You can check the sizes of cold and hot data in a table on the User tables tab of the cluster management system. If the ColdStorageSize field displays 0, this indicates that the cold data is still stored in RAM. You can run the flush command to flush the data to disks, and then run a major compaction to check the size of the cold data.Query the sizes of cold and hot data

Advanced features

Prioritize hot data selection

The system may lookup both the cold and hot data upon SCAN queries such as queries submitted to retrieve all the order or chat records. The query results are paginated based on the timestamps of the data in descending order. In most cases, the hot data is displayed ahead of the cold data. If the SCAN queries do not carry the HOT_ONLY hint, the system must scan both the cold and hot data, resulting in performance degradation. If you have prioritized hot data selection, cold data is queried only when you want to view more query results.
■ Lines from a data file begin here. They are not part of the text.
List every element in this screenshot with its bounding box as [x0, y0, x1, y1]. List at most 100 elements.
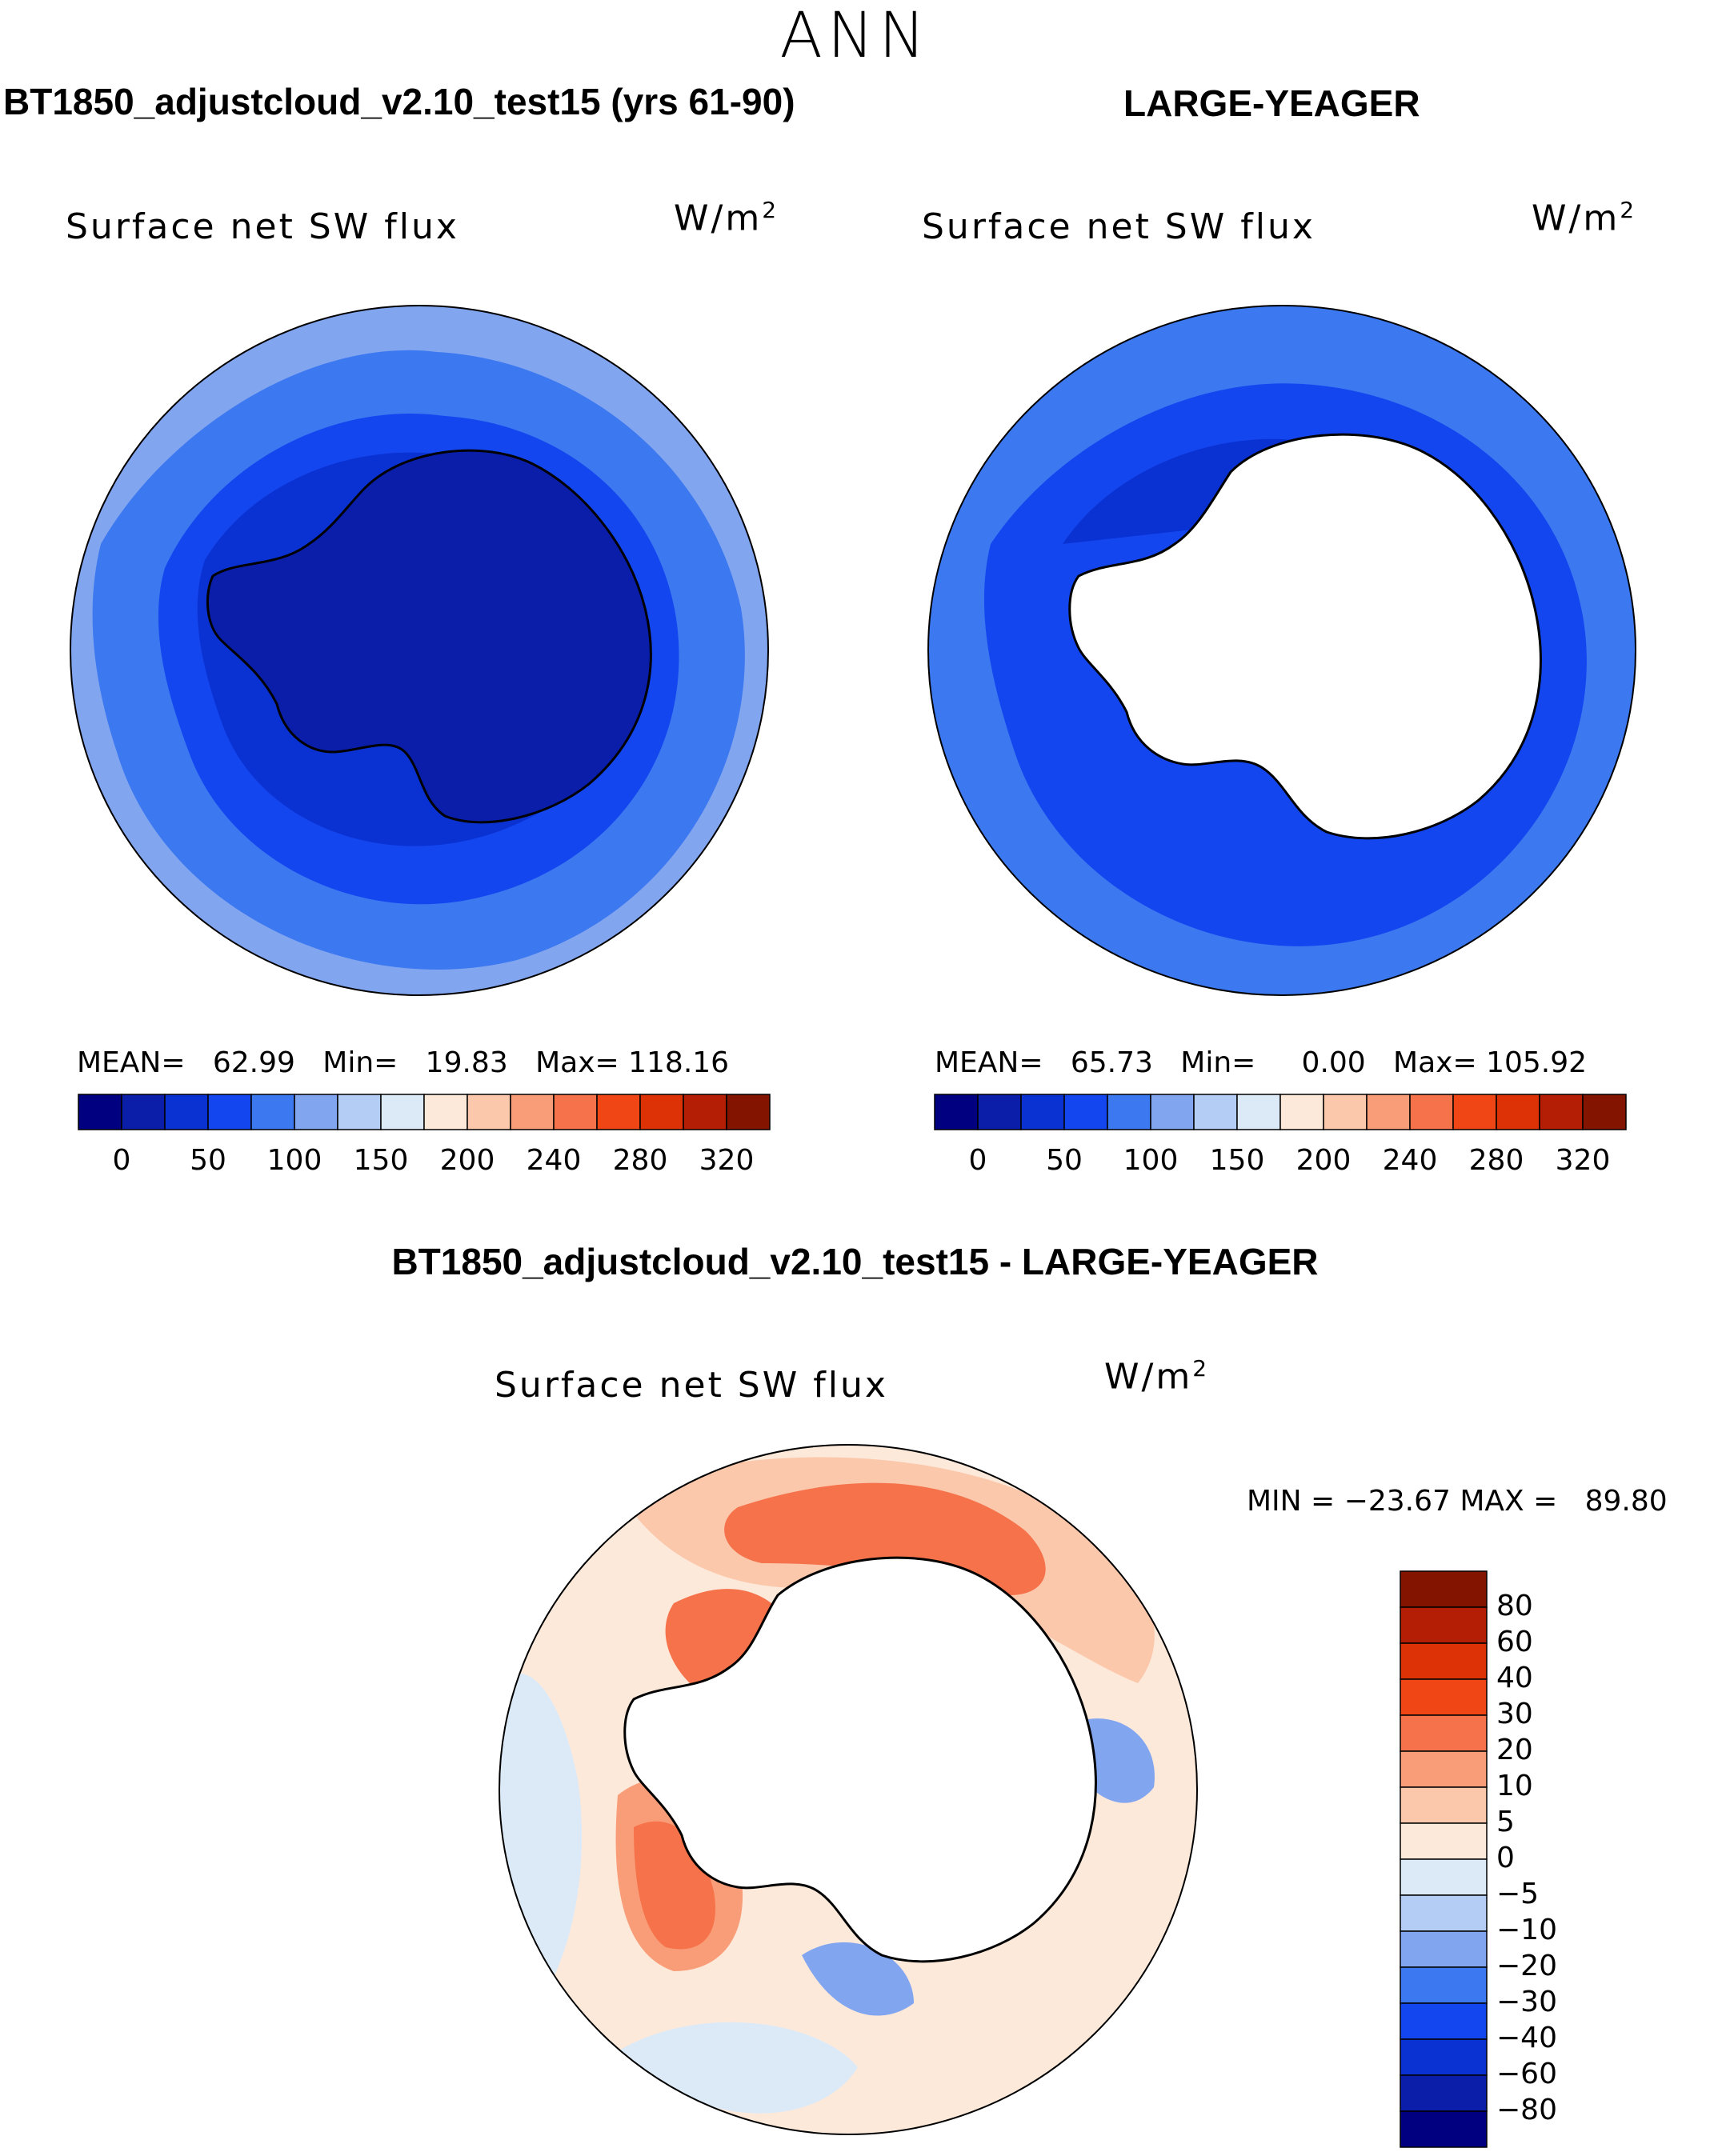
panel3-colorbar-tick-label: −10	[1496, 1914, 1557, 1946]
panel1-variable-label: Surface net SW flux	[66, 206, 459, 247]
panel1-title: BT1850_adjustcloud_v2.10_test15 (yrs 61-…	[3, 81, 795, 122]
panel2-colorbar-swatch	[1150, 1094, 1195, 1130]
panel2-title: LARGE-YEAGER	[1123, 82, 1420, 124]
panel3-colorbar-swatch	[1400, 1678, 1488, 1716]
season-title: ANN	[779, 0, 931, 72]
panel2-colorbar-swatch	[1020, 1094, 1065, 1130]
panel3-colorbar-swatch	[1400, 1966, 1488, 2004]
panel3-colorbar-swatch	[1400, 1750, 1488, 1788]
panel2-colorbar-swatch	[1409, 1094, 1454, 1130]
panel3-title: BT1850_adjustcloud_v2.10_test15 - LARGE-…	[391, 1241, 1319, 1282]
panel3-colorbar-tick-label: 5	[1496, 1806, 1515, 1838]
panel1-colorbar-tick-label: 100	[266, 1144, 322, 1177]
panel3-stats: MIN = −23.67 MAX = 89.80	[1247, 1485, 1668, 1518]
panel2-colorbar-swatch	[977, 1094, 1022, 1130]
panel1-colorbar-swatch	[250, 1094, 295, 1130]
panel2-colorbar-tick-label: 200	[1296, 1144, 1352, 1177]
panel1-colorbar-swatch	[596, 1094, 641, 1130]
panel3-colorbar-tick-label: −30	[1496, 1986, 1557, 2018]
panel2-colorbar-swatch	[1582, 1094, 1627, 1130]
panel3-colorbar-tick-label: −20	[1496, 1950, 1557, 1982]
panel2-colorbar-swatch	[1323, 1094, 1368, 1130]
panel1-colorbar-ticks: 0 50 100 150 200 240 280 320	[78, 1144, 770, 1179]
map3-blue-south	[802, 1942, 914, 2016]
panel1-colorbar-swatch	[337, 1094, 382, 1130]
panel2-colorbar-tick-label: 240	[1382, 1144, 1438, 1177]
panel3-colorbar-swatch	[1400, 2110, 1488, 2148]
map3-frame	[499, 1444, 1198, 2135]
panel1-colorbar-swatch	[121, 1094, 166, 1130]
panel1-colorbar-tick-label: 200	[439, 1144, 495, 1177]
panel2-colorbar-swatch	[1107, 1094, 1151, 1130]
panel2-colorbar-swatch	[1366, 1094, 1411, 1130]
panel3-colorbar-swatch	[1400, 1570, 1488, 1608]
panel2-units: W/m2	[1532, 197, 1637, 239]
panel2-colorbar-tick-label: 280	[1468, 1144, 1524, 1177]
panel2-colorbar	[934, 1094, 1627, 1130]
panel3-colorbar-swatch	[1400, 1822, 1488, 1860]
panel1-colorbar-tick-label: 150	[353, 1144, 409, 1177]
panel2-variable-label: Surface net SW flux	[922, 206, 1316, 247]
panel1-units: W/m2	[674, 197, 779, 239]
panel3-colorbar-swatch	[1400, 2074, 1488, 2112]
panel3-colorbar-tick-label: −80	[1496, 2094, 1557, 2126]
panel1-colorbar	[78, 1094, 771, 1130]
panel1-polar-map	[70, 305, 769, 996]
panel2-colorbar-swatch	[1193, 1094, 1238, 1130]
panel2-colorbar-ticks: 0 50 100 150 200 240 280 320	[935, 1144, 1626, 1179]
panel3-colorbar-swatch	[1400, 1642, 1488, 1680]
panel2-colorbar-tick-label: 320	[1555, 1144, 1611, 1177]
panel2-colorbar-tick-label: 0	[968, 1144, 987, 1177]
panel1-colorbar-swatch	[467, 1094, 511, 1130]
panel3-colorbar-tick-label: 10	[1496, 1770, 1533, 1802]
panel2-stats: MEAN= 65.73 Min= 0.00 Max= 105.92	[935, 1046, 1588, 1079]
panel3-colorbar-tick-label: 30	[1496, 1698, 1533, 1730]
panel1-colorbar-swatch	[294, 1094, 338, 1130]
panel1-colorbar-swatch	[207, 1094, 252, 1130]
panel1-colorbar-swatch	[726, 1094, 771, 1130]
panel1-stats: MEAN= 62.99 Min= 19.83 Max= 118.16	[77, 1046, 730, 1079]
panel3-colorbar	[1400, 1570, 1488, 2148]
panel3-colorbar-tick-label: −40	[1496, 2022, 1557, 2054]
panel3-colorbar-swatch	[1400, 1930, 1488, 1968]
panel1-colorbar-swatch	[78, 1094, 122, 1130]
panel3-units: W/m2	[1104, 1355, 1210, 1398]
panel3-colorbar-tick-label: 0	[1496, 1842, 1515, 1874]
panel3-variable-label: Surface net SW flux	[495, 1365, 888, 1406]
panel1-colorbar-swatch	[164, 1094, 209, 1130]
panel1-colorbar-tick-label: 240	[526, 1144, 582, 1177]
map3-antarctica-mask	[623, 1556, 1097, 1963]
panel1-colorbar-swatch	[553, 1094, 598, 1130]
panel3-colorbar-tick-label: −60	[1496, 2058, 1557, 2090]
panel1-colorbar-swatch	[683, 1094, 727, 1130]
map3-strong-north	[724, 1482, 1046, 1595]
map1-frame	[70, 305, 769, 996]
map2-frame	[927, 305, 1636, 996]
panel3-colorbar-tick-label: 20	[1496, 1734, 1533, 1766]
panel3-colorbar-tick-label: 60	[1496, 1626, 1533, 1658]
panel3-colorbar-swatch	[1400, 1714, 1488, 1752]
panel1-colorbar-tick-label: 320	[699, 1144, 755, 1177]
panel3-colorbar-tick-label: −5	[1496, 1878, 1540, 1910]
panel3-colorbar-swatch	[1400, 2002, 1488, 2040]
panel2-colorbar-tick-label: 100	[1123, 1144, 1179, 1177]
panel2-colorbar-tick-label: 50	[1046, 1144, 1083, 1177]
panel1-colorbar-tick-label: 280	[612, 1144, 668, 1177]
panel2-colorbar-swatch	[1236, 1094, 1281, 1130]
panel2-colorbar-swatch	[934, 1094, 979, 1130]
panel2-colorbar-swatch	[1452, 1094, 1497, 1130]
panel2-colorbar-tick-label: 150	[1209, 1144, 1265, 1177]
panel1-colorbar-tick-label: 0	[112, 1144, 131, 1177]
panel3-colorbar-swatch	[1400, 1858, 1488, 1896]
panel2-colorbar-swatch	[1063, 1094, 1108, 1130]
panel1-colorbar-swatch	[380, 1094, 425, 1130]
map2-antarctica-missing	[1068, 433, 1542, 840]
panel2-colorbar-swatch	[1496, 1094, 1540, 1130]
panel2-colorbar-swatch	[1279, 1094, 1324, 1130]
panel3-colorbar-swatch	[1400, 2038, 1488, 2076]
panel1-colorbar-swatch	[510, 1094, 555, 1130]
panel1-colorbar-swatch	[639, 1094, 684, 1130]
panel3-polar-map	[499, 1444, 1198, 2135]
panel3-colorbar-ticks: 80 60 40 30 20 10 5 0 −5 −10 −20 −30 −40 −60 −80	[1496, 1571, 1592, 2147]
panel1-colorbar-swatch	[423, 1094, 468, 1130]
For example, you want the system to return more results by clicking Next on the page. This minimizes the cold data access frequency and reduces the response time.
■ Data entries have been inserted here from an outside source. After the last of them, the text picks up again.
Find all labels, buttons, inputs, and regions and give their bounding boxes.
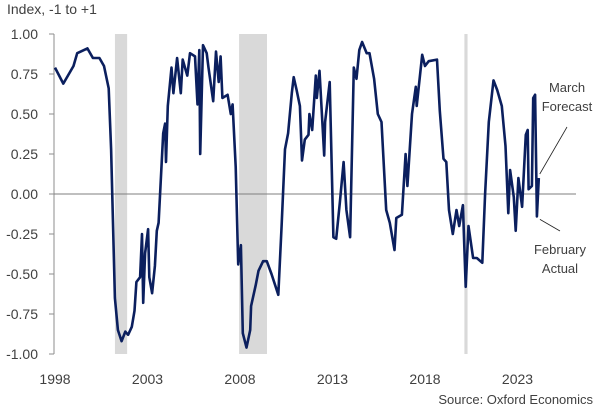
annotations: March Forecast February Actual [534,80,593,276]
y-tick-label: -1.00 [6,346,38,362]
y-axis-title: Index, -1 to +1 [7,1,97,17]
y-tick-label: 0.75 [11,66,38,82]
x-tick-label: 2003 [132,371,163,387]
axes [49,33,576,355]
annotation-label: Actual [542,261,578,276]
x-tick-label: 1998 [39,371,70,387]
actual-leader-line [539,219,561,232]
y-tick-label: -0.25 [6,226,38,242]
annotation-label: February [534,242,587,257]
source-note: Source: Oxford Economics [438,392,593,407]
x-tick-label: 2023 [502,371,533,387]
x-tick-label: 2008 [224,371,255,387]
y-tick-label: 1.00 [11,26,38,42]
y-tick-label: 0.25 [11,146,38,162]
y-tick-label: -0.50 [6,266,38,282]
series-line [53,40,541,349]
annotation-label: March [549,80,585,95]
y-tick-label: -0.75 [6,306,38,322]
x-tick-label: 2018 [409,371,440,387]
tick-labels: 1.00 0.75 0.50 0.25 0.00 -0.25 -0.50 -0.75 -1.00… [6,26,533,387]
annotation-label: Forecast [542,99,593,114]
y-tick-label: 0.50 [11,106,38,122]
forecast-leader-line [539,126,568,175]
x-tick-label: 2013 [317,371,348,387]
y-tick-label: 0.00 [11,186,38,202]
Turn on hot data priority query, just set it on Scan COLD_HOT_MERGE Property is sufficient. This feature allows the system to scan hot data first. If you want to view more query results, the system then starts scanning cold data.

Shell


     hbase(main):002:0> scan 'chsTable', {COLD_HOT_MERGE=>true} 
   

Java


     scan = new Scan();
     scan.setAttribute(AliHBaseConstants.COLD_HOT_MERGE, Bytes.toBytes(true)); 
     scanner = table.getScanner(scan); 
   
Note
  • When hot data prioritization is enabled, if a row stores both cold and hot data is queried, the query results are returned in two batches. This means that you will find two results for the same rowkey in the result set.
  • The system cannot ensure that the rowkey of the returned cold data is greater than that of the hot data because it returns the hot data first. This means that the results returned upon SCAN queries are not sequentially sorted. However, the records in the returned cold or hot data are still sorted in the rowkey order, as shown in the following demo. In some scenarios, you can sort the SCAN results by designing the rowkeys appropriately. For example, you can create a rowkey that consists of user IDs and order creation times. Records can be retrieved based on user IDs and sorted based on creation times.
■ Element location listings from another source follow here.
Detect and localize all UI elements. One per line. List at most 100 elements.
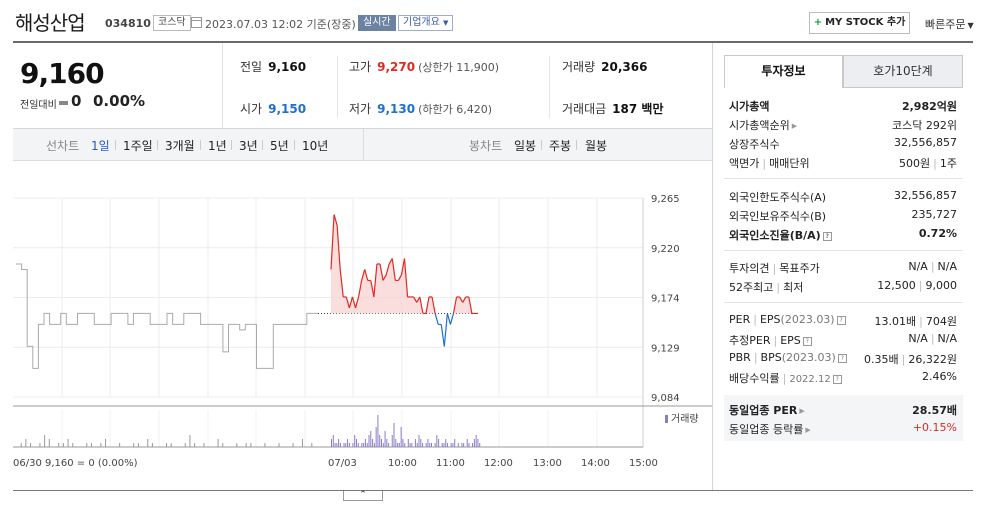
- price-line-segment: [364, 269, 369, 281]
- help-icon[interactable]: ?: [837, 354, 847, 363]
- volume-bar: [301, 439, 303, 447]
- volume-bar: [434, 443, 436, 447]
- volume-bar: [457, 443, 459, 447]
- industry-rate-link[interactable]: 동일업종 등락률 ▶: [729, 421, 811, 437]
- tab-daily[interactable]: 일봉: [514, 139, 537, 153]
- volume-bar: [137, 443, 139, 447]
- volume-bar: [292, 443, 294, 447]
- row-pbr-bps: PBR | BPS(2023.03)? 0.35배 | 26,322원: [729, 351, 957, 369]
- est-per-value: N/A: [908, 332, 928, 345]
- tab-1year[interactable]: 1년: [208, 139, 227, 153]
- eps-period: (2023.03): [780, 313, 835, 326]
- price-line-segment: [388, 258, 393, 265]
- tab-monthly[interactable]: 월봉: [585, 139, 608, 153]
- row-par-unit: 액면가 | 매매단위 500원 | 1주: [729, 155, 957, 173]
- stock-code: 034810: [105, 17, 151, 30]
- volume-bar: [366, 443, 368, 447]
- stat-amount-label: 거래대금: [562, 102, 607, 116]
- stat-prev-close-label: 전일: [240, 60, 263, 74]
- volume-bar: [454, 439, 456, 447]
- volume-bar: [72, 443, 74, 447]
- pipe-separator: |: [753, 313, 757, 326]
- tab-weekly[interactable]: 주봉: [549, 139, 572, 153]
- volume-bar: [250, 443, 252, 447]
- x-tick-label: 13:00: [533, 458, 562, 469]
- volume-bar: [447, 443, 449, 447]
- company-overview-dropdown[interactable]: 기업개요 ▼: [398, 15, 454, 31]
- stock-header: 해성산업 034810 코스닥 2023.07.03 12:02 기준(장중) …: [0, 0, 998, 42]
- tab-5year[interactable]: 5년: [270, 139, 289, 153]
- foreign-hold-label: 외국인보유주식수(B): [729, 210, 827, 223]
- market-cap-value: 2,982억원: [901, 100, 957, 113]
- bps-value: 26,322원: [908, 353, 957, 366]
- stat-prev-close-value: 9,160: [268, 60, 307, 74]
- industry-per-link[interactable]: 동일업종 PER ▶: [729, 402, 805, 418]
- y-tick-label: 9,174: [651, 294, 680, 305]
- volume-bar: [354, 435, 356, 447]
- tab-orderbook-10[interactable]: 호가10단계: [843, 55, 963, 88]
- my-stock-add-button[interactable]: + MY STOCK 추가: [809, 12, 910, 34]
- volume-bar: [443, 443, 445, 447]
- pipe-separator: |: [930, 260, 935, 273]
- volume-bar: [86, 443, 88, 447]
- price-line-segment: [382, 274, 387, 281]
- price-line-segment: [425, 296, 430, 314]
- chevron-down-icon: ▼: [967, 21, 974, 30]
- volume-bar: [479, 443, 481, 447]
- price-line-segment: [413, 296, 418, 303]
- realtime-badge[interactable]: 실시간: [358, 15, 396, 31]
- price-line-segment: [431, 296, 436, 314]
- stat-open: 시가 9,150: [240, 100, 306, 117]
- price-line-segment: [462, 296, 467, 303]
- market-cap-rank-link[interactable]: 시가총액순위 ▶: [729, 117, 797, 133]
- price-line-segment: [373, 263, 378, 298]
- volume-bar: [441, 443, 443, 447]
- my-stock-add-label: MY STOCK 추가: [825, 17, 906, 28]
- unit-label: 매매단위: [769, 157, 810, 170]
- price-line-segment: [336, 225, 341, 270]
- plus-icon: +: [813, 17, 823, 28]
- tab-3year[interactable]: 3년: [239, 139, 258, 153]
- price-line-segment: [459, 296, 464, 303]
- volume-bar: [62, 443, 64, 447]
- caret-right-icon: ▶: [805, 426, 811, 434]
- volume-bar: [461, 443, 463, 447]
- price-line-segment: [351, 296, 357, 309]
- help-icon[interactable]: ?: [836, 316, 846, 325]
- intraday-chart[interactable]: 9,265 9,220 9,174 9,129 9,084 거래량 07/03 10:00 11…: [13, 185, 713, 485]
- industry-per-label: 동일업종 PER: [729, 404, 798, 417]
- stat-low-value: 9,130: [377, 102, 416, 116]
- volume-bar: [345, 443, 347, 447]
- line-chart-label: 선차트: [46, 139, 80, 153]
- tab-investment-info[interactable]: 투자정보: [724, 55, 843, 88]
- x-tick-label: 11:00: [436, 458, 465, 469]
- pipe-separator: |: [782, 372, 787, 385]
- tab-3month[interactable]: 3개월: [165, 139, 195, 153]
- help-icon[interactable]: ?: [802, 337, 812, 346]
- tab-10year[interactable]: 10년: [302, 139, 329, 153]
- collapse-chart-button[interactable]: ⌃: [343, 491, 383, 501]
- volume-bar: [372, 439, 374, 447]
- tab-separator: [157, 140, 158, 150]
- volume-bar: [58, 443, 60, 447]
- bps-period: (2023.03): [781, 351, 836, 364]
- volume-bar: [25, 439, 27, 447]
- pipe-separator: |: [776, 281, 781, 294]
- header-divider: [13, 41, 973, 43]
- volume-bar: [466, 439, 468, 447]
- volume-bar: [105, 439, 107, 447]
- tab-1week[interactable]: 1주일: [123, 139, 153, 153]
- volume-bar: [151, 443, 153, 447]
- help-icon[interactable]: ?: [822, 232, 832, 241]
- pipe-separator: |: [772, 262, 777, 275]
- foreign-ratio-label: 외국인소진율(B/A): [729, 229, 821, 242]
- price-line-segment: [468, 296, 473, 314]
- help-icon[interactable]: ?: [832, 375, 842, 384]
- quick-order-dropdown[interactable]: 빠른주문 ▼: [925, 16, 974, 32]
- price-line-segment: [443, 313, 448, 347]
- row-foreign-limit: 외국인한도주식수(A) 32,556,857: [729, 189, 957, 207]
- tab-1day[interactable]: 1일: [91, 139, 110, 153]
- foreign-hold-value: 235,727: [911, 208, 958, 221]
- industry-section: [724, 395, 963, 441]
- volume-bar: [477, 439, 479, 447]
       // Assume that the row with rowkey "coldRow" is cold data, and the row with rowkey "hotRow" is hot data
       // Under normal circumstances, because the row of hbase is arranged lexicographic order, the row with rowkey "coldRow" will return before the row with "hotRow". 
     Hbase (main):001:0> scan 'chsTable' 
        ROW                               COLUMN   CELL 
      coldRow                            column=f:value, timestamp=1560578400000, value=cold_value 
      hotRow                             column=f:value, timestamp=1565848800000, value=hot_value 
      2 row(s) 
       // when setting the COLD_HOT_MERGE, the rowkey sequence of scan is destroyed, and hot data is returned first than cold data, so in the returned result, "hot" is ranked in front of "cold"  
     hbase(main):002:0> scan 'chsTable', {COLD_HOT_MERGE=>true} 
        ROW                              COLUMN CELL 
        hotRow                           column=f:value, timestamp=1565848800000, value=hot_value 
       coldRow                           column=f:value, timestamp=1560578400000, value=cold_value
       2 row(s) 
   

Separate cold and hot data based on the fields in a rowkey

In addition to the timestamps of KV pairs, ApsaraDB for HBase Performance-enhanced Edition can also separate cold and hot data based on specific fields in a rowkey. For example, it can parse the timestamp field in a rowkey to separate cold and hot data. If separating cold and hot data based on the timestamps of KV pairs cannot meet your requirements, submit a ticket or consult the ApsaraDB for HBase Q&A DingTalk group.

Note

For considerations about using cold and hot data separation, see Cold storage.